Une disparition qui raconte bien plus qu’un parcours individuel
La Corée du Sud perd l’un de ces artisans dont le grand public ne retient pas toujours spontanément le visage, mais dont l’empreinte se retrouve dans des décennies de mémoire collective. Kim Gi-uk, dirigeant de la radio locale Gwanak FM et figure historique de la production radiophonique musicale en Corée, est décédé à Séoul à l’âge de 78 ans, des suites d’une hémorragie cérébrale. Avec lui disparaît un professionnel qui aura traversé près d’un demi-siècle d’histoire des médias, de la grande époque de la radio nationale aux formats de proximité ancrés dans la vie d’un quartier.
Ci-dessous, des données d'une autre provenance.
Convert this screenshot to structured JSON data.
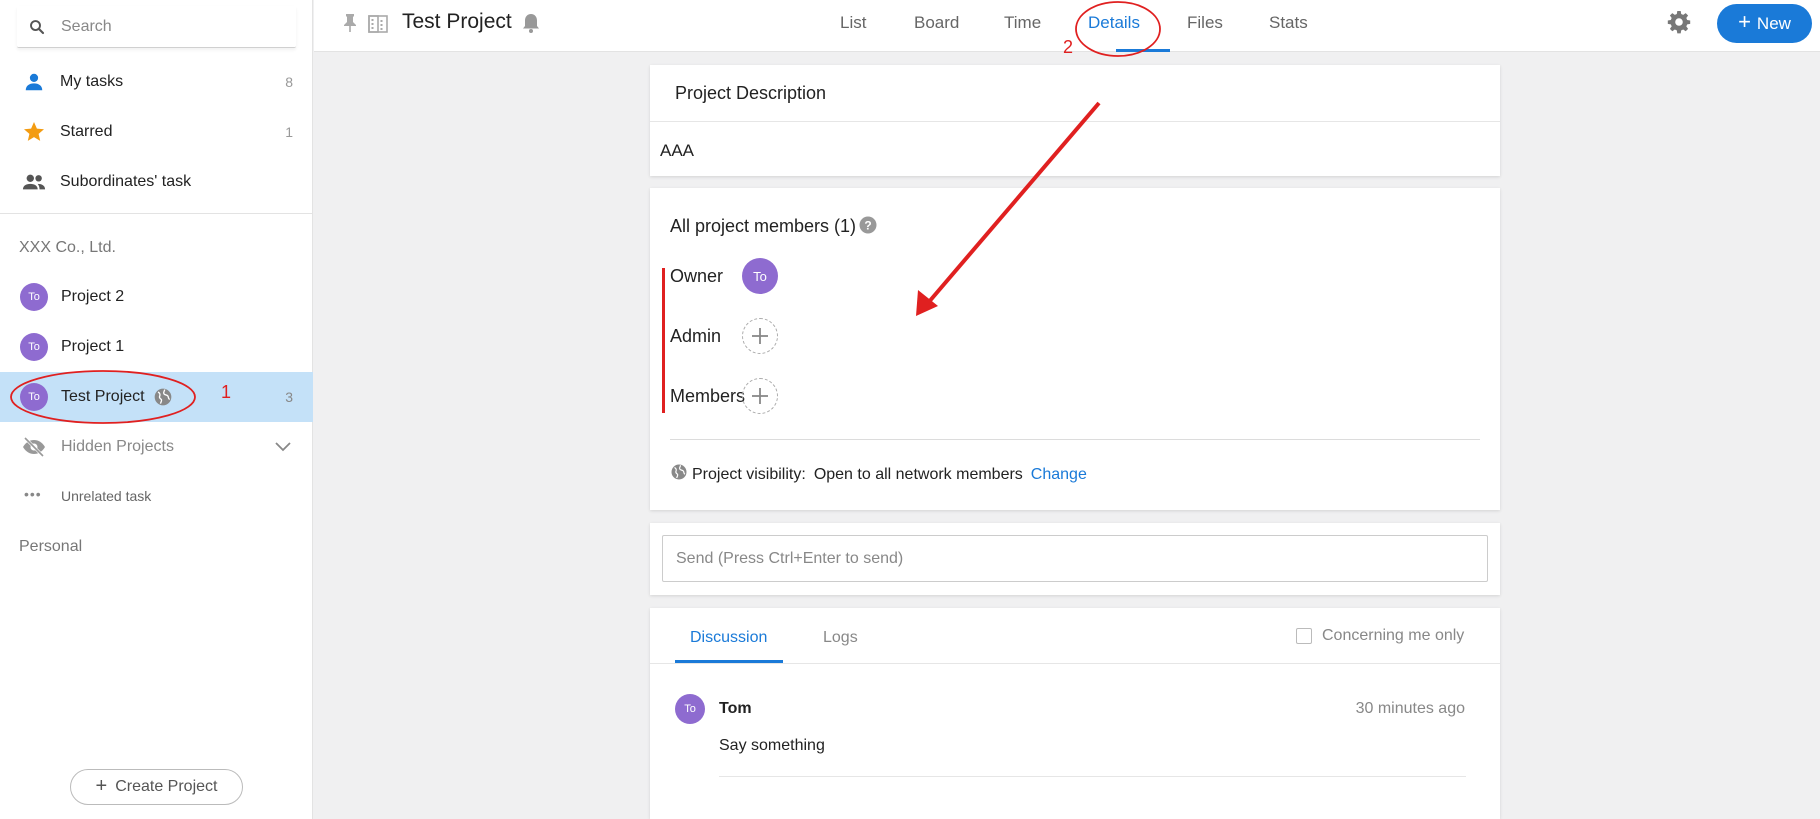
{
  "sidebar": {
    "search_placeholder": "Search",
    "nav": [
      {
        "label": "My tasks",
        "count": "8"
      },
      {
        "label": "Starred",
        "count": "1"
      },
      {
        "label": "Subordinates' task",
        "count": ""
      }
    ],
    "org_title": "XXX Co., Ltd.",
    "projects": [
      {
        "avatar": "To",
        "label": "Project 2",
        "count": ""
      },
      {
        "avatar": "To",
        "label": "Project 1",
        "count": ""
      },
      {
        "avatar": "To",
        "label": "Test Project",
        "count": "3"
      }
    ],
    "hidden_projects": "Hidden Projects",
    "unrelated_task": "Unrelated task",
    "personal": "Personal",
    "create_project": "Create Project"
  },
  "header": {
    "title": "Test Project",
    "tabs": [
      "List",
      "Board",
      "Time",
      "Details",
      "Files",
      "Stats"
    ],
    "active_tab": "Details",
    "new_label": "New"
  },
  "description": {
    "title": "Project Description",
    "body": "AAA"
  },
  "members": {
    "title": "All project members (1)",
    "roles": [
      {
        "label": "Owner",
        "avatar": "To"
      },
      {
        "label": "Admin",
        "avatar": ""
      },
      {
        "label": "Members",
        "avatar": ""
      }
    ],
    "visibility_label": "Project visibility:",
    "visibility_value": "Open to all network members",
    "change_label": "Change"
  },
  "send": {
    "placeholder": "Send (Press Ctrl+Enter to send)"
  },
  "discussion": {
    "tabs": [
      "Discussion",
      "Logs"
    ],
    "filter_label": "Concerning me only",
    "messages": [
      {
        "avatar": "To",
        "author": "Tom",
        "time": "30 minutes ago",
        "text": "Say something"
      }
    ]
  },
  "annotations": {
    "marker_1": "1",
    "marker_2": "2"
  },
  "colors": {
    "accent": "#1a7ad8",
    "avatar": "#8e6bd0",
    "active_project_bg": "#c4e1f8",
    "annotation": "#e02020",
    "star": "#f39c12"
  }
}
Pour un lectorat francophone, surtout à l’heure où la Hallyu est souvent réduite à la seule puissance visuelle de la K-pop ou aux plateformes de streaming, cette disparition mérite que l’on s’y attarde. Car avant les clips chorégraphiés vus des centaines de millions de fois, avant les fandoms mondialisés et les algorithmes des services musicaux, il y eut une infrastructure bien plus discrète: les studios de radio, les producteurs, les animateurs, les programmateurs, les ingénieurs du son, et cette relation intime entre une voix, une chanson et l’oreille de l’auditeur.
Kim Gi-uk appartenait à cette génération de bâtisseurs de l’ombre. En France, on comprendrait peut-être son importance en pensant à ce que furent, à différentes époques, les grandes maisons de Radio France, Europe 1, RTL ou encore les radios libres devenues des repères culturels. En Corée, son itinéraire épouse des moments décisifs de la modernisation du paysage audiovisuel. Son nom n’est pas seulement associé à une carrière longue; il renvoie à une période où la radio façonnait le goût populaire, accompagnait les trajets, structurait les matinées, et servait de trait d’union entre artistes et auditeurs.
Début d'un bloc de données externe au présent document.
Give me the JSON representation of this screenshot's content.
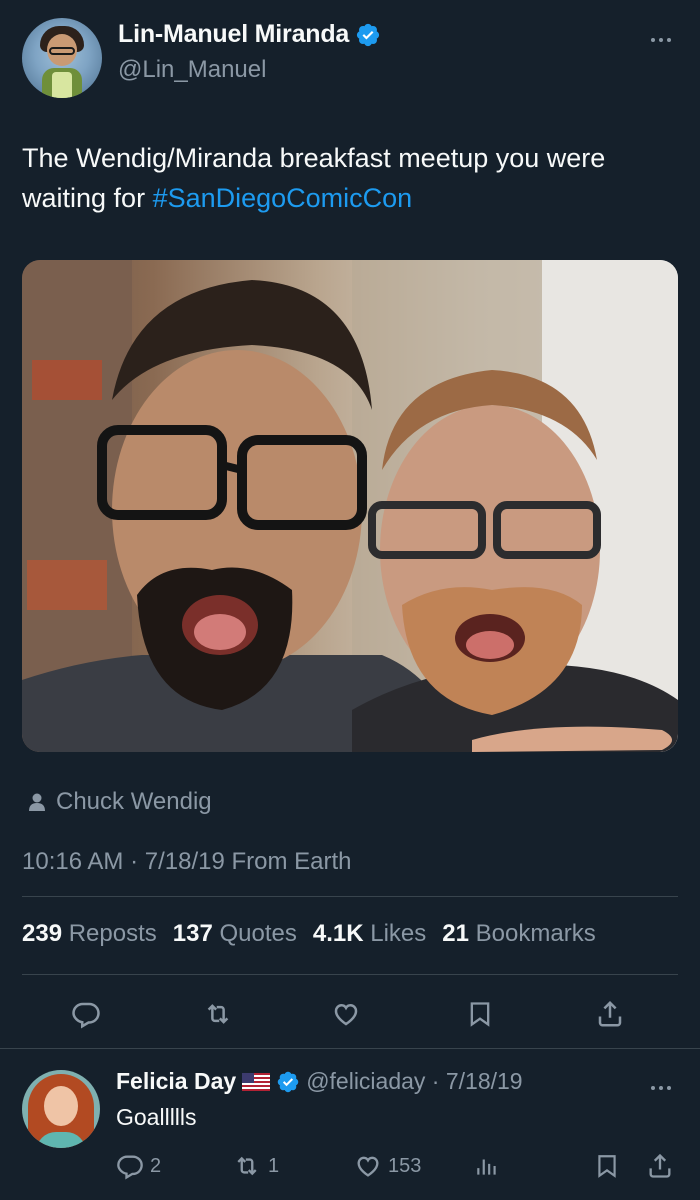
{
  "tweet": {
    "author": {
      "display_name": "Lin-Manuel Miranda",
      "handle": "@Lin_Manuel",
      "verified": true
    },
    "text_plain": "The Wendig/Miranda breakfast meetup you were waiting for ",
    "hashtag": "#SanDiegoComicCon",
    "tagged_person": "Chuck Wendig",
    "timestamp": "10:16 AM · 7/18/19 From Earth",
    "stats": [
      {
        "value": "239",
        "label": "Reposts"
      },
      {
        "value": "137",
        "label": "Quotes"
      },
      {
        "value": "4.1K",
        "label": "Likes"
      },
      {
        "value": "21",
        "label": "Bookmarks"
      }
    ],
    "actions": [
      {
        "icon": "reply-icon"
      },
      {
        "icon": "repost-icon"
      },
      {
        "icon": "like-icon"
      },
      {
        "icon": "bookmark-icon"
      },
      {
        "icon": "share-icon"
      }
    ]
  },
  "reply": {
    "author": {
      "display_name": "Felicia Day",
      "flag": "us-flag",
      "verified": true
    },
    "meta": "@feliciaday · 7/18/19",
    "text": "Goallllls",
    "actions": {
      "replies": "2",
      "reposts": "1",
      "likes": "153"
    }
  },
  "colors": {
    "background": "#15202b",
    "text_primary": "#f7f9f9",
    "text_secondary": "#8b98a5",
    "accent": "#1d9bf0",
    "divider": "#38444d"
  }
}
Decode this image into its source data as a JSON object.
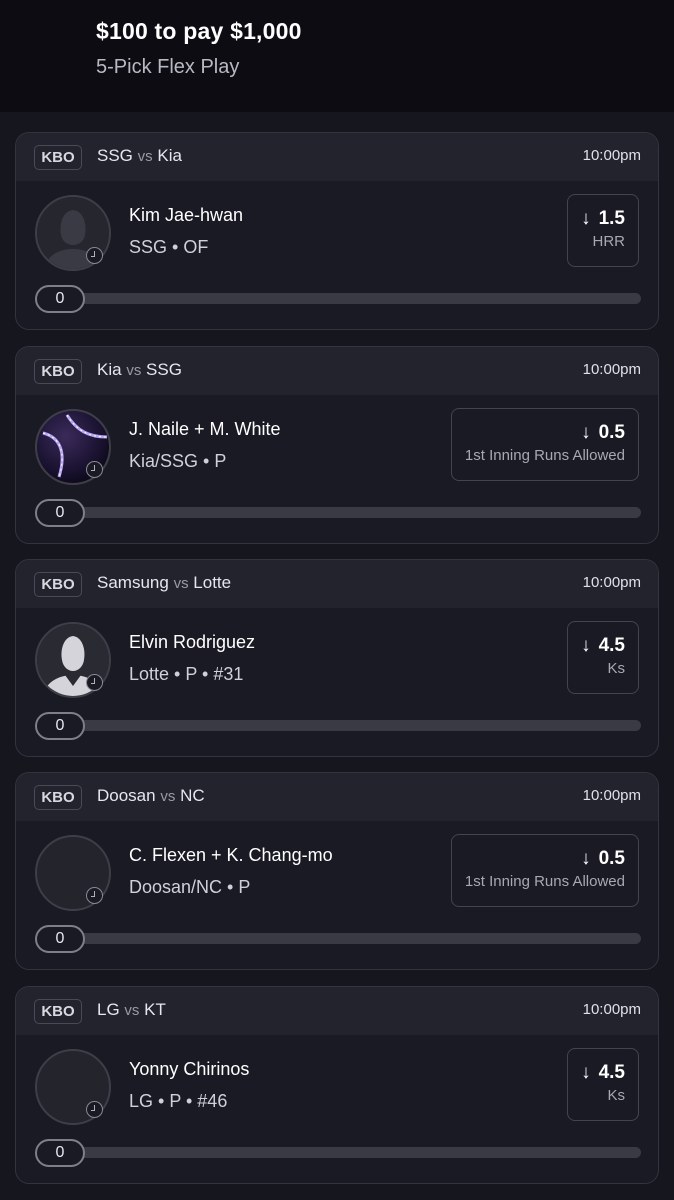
{
  "header": {
    "title": "$100 to pay $1,000",
    "subtitle": "5-Pick Flex Play"
  },
  "picks": [
    {
      "league": "KBO",
      "team1": "SSG",
      "vs": "vs",
      "team2": "Kia",
      "time": "10:00pm",
      "player_name": "Kim Jae-hwan",
      "player_meta": "SSG • OF",
      "direction_icon": "arrow-down-icon",
      "line": "1.5",
      "stat": "HRR",
      "progress_value": "0",
      "progress_fraction": 0,
      "avatar": "player-silhouette"
    },
    {
      "league": "KBO",
      "team1": "Kia",
      "vs": "vs",
      "team2": "SSG",
      "time": "10:00pm",
      "player_name": "J. Naile + M. White",
      "player_meta": "Kia/SSG • P",
      "direction_icon": "arrow-down-icon",
      "line": "0.5",
      "stat": "1st Inning Runs Allowed",
      "progress_value": "0",
      "progress_fraction": 0,
      "avatar": "baseball"
    },
    {
      "league": "KBO",
      "team1": "Samsung",
      "vs": "vs",
      "team2": "Lotte",
      "time": "10:00pm",
      "player_name": "Elvin Rodriguez",
      "player_meta": "Lotte • P • #31",
      "direction_icon": "arrow-down-icon",
      "line": "4.5",
      "stat": "Ks",
      "progress_value": "0",
      "progress_fraction": 0,
      "avatar": "player-silhouette-light"
    },
    {
      "league": "KBO",
      "team1": "Doosan",
      "vs": "vs",
      "team2": "NC",
      "time": "10:00pm",
      "player_name": "C. Flexen + K. Chang-mo",
      "player_meta": "Doosan/NC • P",
      "direction_icon": "arrow-down-icon",
      "line": "0.5",
      "stat": "1st Inning Runs Allowed",
      "progress_value": "0",
      "progress_fraction": 0,
      "avatar": "empty"
    },
    {
      "league": "KBO",
      "team1": "LG",
      "vs": "vs",
      "team2": "KT",
      "time": "10:00pm",
      "player_name": "Yonny Chirinos",
      "player_meta": "LG • P • #46",
      "direction_icon": "arrow-down-icon",
      "line": "4.5",
      "stat": "Ks",
      "progress_value": "0",
      "progress_fraction": 0,
      "avatar": "empty"
    }
  ]
}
Sa mort suscite aujourd’hui une émotion particulière parce qu’elle dépasse le simple hommage à un homme de métier. Elle invite à relire, presque en filigrane, toute l’histoire contemporaine de la musique populaire coréenne. Dans un pays désormais identifié à l’échelle mondiale pour son soft power culturel, le parcours de Kim Gi-uk rappelle que l’essor de cette influence s’est aussi construit dans des cabines de diffusion, sur des feuilles de programmation, au rythme de choix éditoriaux souvent invisibles mais déterminants.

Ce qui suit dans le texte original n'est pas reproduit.